Nunca se culpe por insistir, por seguir o seu coração e pensar: “dane-se tudo, eu vou fazer dar certo”. Não se culpe por enfrentar todos os mares para estar ao lado de quem se ama. Se o amor for verdadeiro, sempre vale a pena, mesmo que no final não dê certo ou você se repare com a ingratidão. Nada melhor do que sair de uma relação com a consciência tranquila de que fez tudo o que podia ter feito.

Nunca se culpe por desistir. Não se culpe por chegar ao seu limite ou por perceber na porta da igreja que aquilo tudo que você estava vivendo não era amor. Não se escolhe o momento em que vêm à tona as respostas de todas as dúvidas. Por que sentir culpa de libertar alguém que merecia um amor o qual você nunca conseguiria dar? Ou por buscar a sua felicidade que estava bem longe daquele lugar?

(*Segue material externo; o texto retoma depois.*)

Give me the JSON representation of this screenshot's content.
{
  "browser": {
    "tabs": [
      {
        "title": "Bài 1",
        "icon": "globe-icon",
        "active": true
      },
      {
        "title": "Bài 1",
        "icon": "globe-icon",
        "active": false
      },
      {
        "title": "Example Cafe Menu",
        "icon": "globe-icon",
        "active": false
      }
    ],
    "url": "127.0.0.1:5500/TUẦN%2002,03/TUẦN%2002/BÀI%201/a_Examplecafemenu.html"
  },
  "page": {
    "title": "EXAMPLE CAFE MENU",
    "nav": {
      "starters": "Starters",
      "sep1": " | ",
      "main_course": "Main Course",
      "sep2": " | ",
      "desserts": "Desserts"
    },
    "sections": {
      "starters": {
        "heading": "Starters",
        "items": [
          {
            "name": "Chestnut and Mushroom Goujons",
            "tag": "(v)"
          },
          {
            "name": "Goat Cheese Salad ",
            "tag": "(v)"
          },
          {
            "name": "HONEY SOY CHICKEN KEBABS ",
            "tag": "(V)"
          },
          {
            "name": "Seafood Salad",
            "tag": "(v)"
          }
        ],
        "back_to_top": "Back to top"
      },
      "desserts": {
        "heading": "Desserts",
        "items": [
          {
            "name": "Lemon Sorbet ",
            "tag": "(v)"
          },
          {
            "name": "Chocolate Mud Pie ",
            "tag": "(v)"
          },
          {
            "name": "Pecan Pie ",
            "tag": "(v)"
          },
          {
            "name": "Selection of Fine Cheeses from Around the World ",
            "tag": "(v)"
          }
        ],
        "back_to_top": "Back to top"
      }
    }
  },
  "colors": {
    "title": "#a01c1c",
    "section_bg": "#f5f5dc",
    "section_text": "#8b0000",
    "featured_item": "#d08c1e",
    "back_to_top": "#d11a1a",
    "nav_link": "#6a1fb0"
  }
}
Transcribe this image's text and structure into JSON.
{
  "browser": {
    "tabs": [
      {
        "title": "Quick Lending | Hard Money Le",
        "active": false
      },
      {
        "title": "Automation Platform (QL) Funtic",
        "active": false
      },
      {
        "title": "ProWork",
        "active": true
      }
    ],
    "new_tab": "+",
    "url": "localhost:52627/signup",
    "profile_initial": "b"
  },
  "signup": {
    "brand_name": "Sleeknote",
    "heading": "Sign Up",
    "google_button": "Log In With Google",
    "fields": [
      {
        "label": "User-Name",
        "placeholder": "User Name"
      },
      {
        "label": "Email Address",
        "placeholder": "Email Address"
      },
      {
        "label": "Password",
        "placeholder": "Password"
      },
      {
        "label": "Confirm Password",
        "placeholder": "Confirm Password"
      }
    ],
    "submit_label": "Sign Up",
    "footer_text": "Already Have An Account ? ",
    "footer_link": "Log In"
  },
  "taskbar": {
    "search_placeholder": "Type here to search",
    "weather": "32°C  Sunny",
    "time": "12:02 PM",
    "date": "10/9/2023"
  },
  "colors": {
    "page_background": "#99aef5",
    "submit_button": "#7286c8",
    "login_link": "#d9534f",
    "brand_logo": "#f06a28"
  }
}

Nunca se culpe por fazer aquela ligação quando sentir saudade, por querer por perto aquela pessoa que você ama. Nunca se culpe por querer voltar atrás e consertar seja lá o que se quebrou. Nunca é tarde para fazer a coisa certa, mesmo que a pessoa do outro lado não queira saber. A intenção positiva sempre é válida – pelo menos para a paz interior.

Enfim, nunca se culpe por sentir. Se tiver que declarar-se, terminar uma relação, perdoar-se, admitir a falta de alguém, o faça. Simples assim, sem medo do que vier. Não tente mascarar os seus sentimentos, tenha orgulho das coisas que vêm do coração. É o mais verdadeiro que se pode oferecer a alguém e a si mesmo.

Geralmente, nos aprisionamos, sabe como é? Não queremos sentir, dizer e nem demonstrar. Lutamos dia a dia para nos policiar da exposição dos nossos próprios afetos. Desperdiçamos tanto tempo fingindo não sentir ou tentando diminuir os nossos sentimentos, perdemos tantas pessoas pelo medo de demonstrar ou por não saber como elas irão reagir que, quando percebemos, só acumulamos vazios.

Sentimos culpa por quase tudo que fazemos ou deixamos de fazer. Eu acredito que um dos momentos mais libertadores da vida é quando conseguimos nos entregar aos nossos afetos, sem culpa por sentir, sem medo de descobrir a resposta do outro lado e sem medo do futuro. Mesmo sabendo que, se alguns sentimentos nos revivem, outros podem nos matar.

Mas eu ainda prefiro morrer sentindo a viver tentando não sentir, sabe?